The Chess Master
- cover of the 2005 English-Chinese bilingual edition
- Author: Ah Cheng
- Original title: 棋王 Qíwáng
- Translator: W.J.F. Jenner (2005)
- Language: Chinese
- Publication date: 1984
- Publication place: China

= The Chess Master =

1984 novella by Ah Cheng

The Chess Master (棋王 (Qíwáng, Chess King)), is a 1984 novella by Chinese writer Ah Cheng. (Note: The first English translation was bylined "A Cheng".) It features characters who are part of the Down to the Countryside Movement, which occurred during the Cultural Revolution. Written from the point of view of an unnamed narrator, it describes the titular character, Wang Yisheng, and what drives him to play Chinese chess.

In 1988, it was adapted into a film called Chess King.

==Plot==
The story takes place in China during the Down to the Countryside Movement of the late 1960s and early 1970s.
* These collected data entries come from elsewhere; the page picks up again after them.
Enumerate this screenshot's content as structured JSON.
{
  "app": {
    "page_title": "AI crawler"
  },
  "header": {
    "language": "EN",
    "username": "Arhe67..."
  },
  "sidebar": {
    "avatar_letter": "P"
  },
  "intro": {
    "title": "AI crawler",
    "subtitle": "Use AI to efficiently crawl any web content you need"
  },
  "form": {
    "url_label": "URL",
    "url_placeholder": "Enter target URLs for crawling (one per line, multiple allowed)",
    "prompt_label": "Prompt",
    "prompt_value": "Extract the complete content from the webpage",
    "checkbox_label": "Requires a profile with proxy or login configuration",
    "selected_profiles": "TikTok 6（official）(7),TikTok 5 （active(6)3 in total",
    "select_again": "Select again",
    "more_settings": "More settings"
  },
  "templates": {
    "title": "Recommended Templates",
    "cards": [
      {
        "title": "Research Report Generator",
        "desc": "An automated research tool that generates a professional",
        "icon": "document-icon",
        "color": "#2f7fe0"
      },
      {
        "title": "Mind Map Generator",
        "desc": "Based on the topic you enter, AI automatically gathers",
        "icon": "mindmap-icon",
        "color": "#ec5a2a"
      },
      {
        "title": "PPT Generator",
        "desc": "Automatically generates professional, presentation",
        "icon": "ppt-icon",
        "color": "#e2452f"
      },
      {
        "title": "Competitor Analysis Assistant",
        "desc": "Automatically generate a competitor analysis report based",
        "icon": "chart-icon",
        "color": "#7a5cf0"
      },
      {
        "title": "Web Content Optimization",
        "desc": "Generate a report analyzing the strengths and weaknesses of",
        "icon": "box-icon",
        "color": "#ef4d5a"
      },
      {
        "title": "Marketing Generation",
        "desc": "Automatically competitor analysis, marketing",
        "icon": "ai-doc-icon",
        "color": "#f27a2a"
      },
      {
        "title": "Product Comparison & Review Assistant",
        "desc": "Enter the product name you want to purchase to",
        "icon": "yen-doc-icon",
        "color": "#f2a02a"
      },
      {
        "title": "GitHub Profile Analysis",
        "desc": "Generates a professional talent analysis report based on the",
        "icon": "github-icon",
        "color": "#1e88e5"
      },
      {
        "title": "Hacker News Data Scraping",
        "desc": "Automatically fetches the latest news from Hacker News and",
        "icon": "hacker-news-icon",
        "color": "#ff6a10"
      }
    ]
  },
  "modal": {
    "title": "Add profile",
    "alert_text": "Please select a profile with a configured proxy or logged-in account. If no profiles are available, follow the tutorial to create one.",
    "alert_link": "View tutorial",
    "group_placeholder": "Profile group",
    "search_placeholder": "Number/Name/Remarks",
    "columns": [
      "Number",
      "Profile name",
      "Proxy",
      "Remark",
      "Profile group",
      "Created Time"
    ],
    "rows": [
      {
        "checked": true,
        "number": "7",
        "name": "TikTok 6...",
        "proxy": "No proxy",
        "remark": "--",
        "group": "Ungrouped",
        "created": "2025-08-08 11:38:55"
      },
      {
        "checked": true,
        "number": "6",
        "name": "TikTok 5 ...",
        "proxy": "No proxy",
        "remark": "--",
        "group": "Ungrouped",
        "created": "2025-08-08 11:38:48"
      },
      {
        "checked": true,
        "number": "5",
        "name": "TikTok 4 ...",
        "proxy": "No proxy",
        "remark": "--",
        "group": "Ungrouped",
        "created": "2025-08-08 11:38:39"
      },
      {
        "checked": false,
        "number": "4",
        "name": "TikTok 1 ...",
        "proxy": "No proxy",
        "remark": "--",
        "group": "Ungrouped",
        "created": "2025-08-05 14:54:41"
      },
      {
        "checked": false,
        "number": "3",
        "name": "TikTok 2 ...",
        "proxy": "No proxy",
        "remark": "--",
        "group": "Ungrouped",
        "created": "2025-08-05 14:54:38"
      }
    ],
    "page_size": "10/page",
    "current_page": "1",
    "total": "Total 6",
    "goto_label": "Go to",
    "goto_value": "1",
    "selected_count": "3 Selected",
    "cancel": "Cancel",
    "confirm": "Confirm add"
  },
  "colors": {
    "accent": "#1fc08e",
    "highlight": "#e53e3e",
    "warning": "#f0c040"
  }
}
The unnamed narrator and the xiangqi player Wang Yisheng are two young intellectuals among many sent to work on farms in the mountains. During the train ride to the mountains, Wang and his friend talk about how he learned to play xiangqi and how he evolved his current strategy. Wang tells his friend that his family was very poor, and his mother disapproved of his habit. However, Wang was very devoted to xiangqi. One day, while gathering garbage to sell, Wang met an old xiangqi master. Using the principles of Daoism, the old man taught Wang everything he knew about xiangqi. Wang also tells his friend about how his mother made him a set out of discarded toothbrush handles before she died because she knew how much he loved the game. The two friends then head to different farms.

A couple of months later, Wang Yisheng visits the narrator in the mountains. One of the narrator's friends at the farm, Legballs, happens to be a good xiangqi player. Legballs is very impressed with Wang's ability, and the two become good friends.

Later, there is a local festival with a xiangqi tournament. The narrator, Legballs, and their friends all attend. Wang Yisheng arrives too late to enter the official tournament, but he challenges the winners to an unofficial match after it is over. He ends up playing nine people at once without any boards in front of him (effectively playing blind), and beats most of them easily. The final match ends in a draw, with Wang Yisheng having played against an old man who is too fragile to leave the house, and had to send his moves via messenger. Wang Yisheng bursts into tears after the match, lamenting his dead mother. The old man leaves his house to praise him personally.

==Reception==
"The Chess Master" and Ah Cheng's other novellas were popular with many sectors of Chinese society, and well regarded by critics and scholars.

==English translations==
The novella has been translated into English twice. One translation is a bilingual edition translated by W.J.F. Jenner and published in 2005 by The Chinese University Press; the other is by Bonnie S. McDougall and published by New Directions Publishing.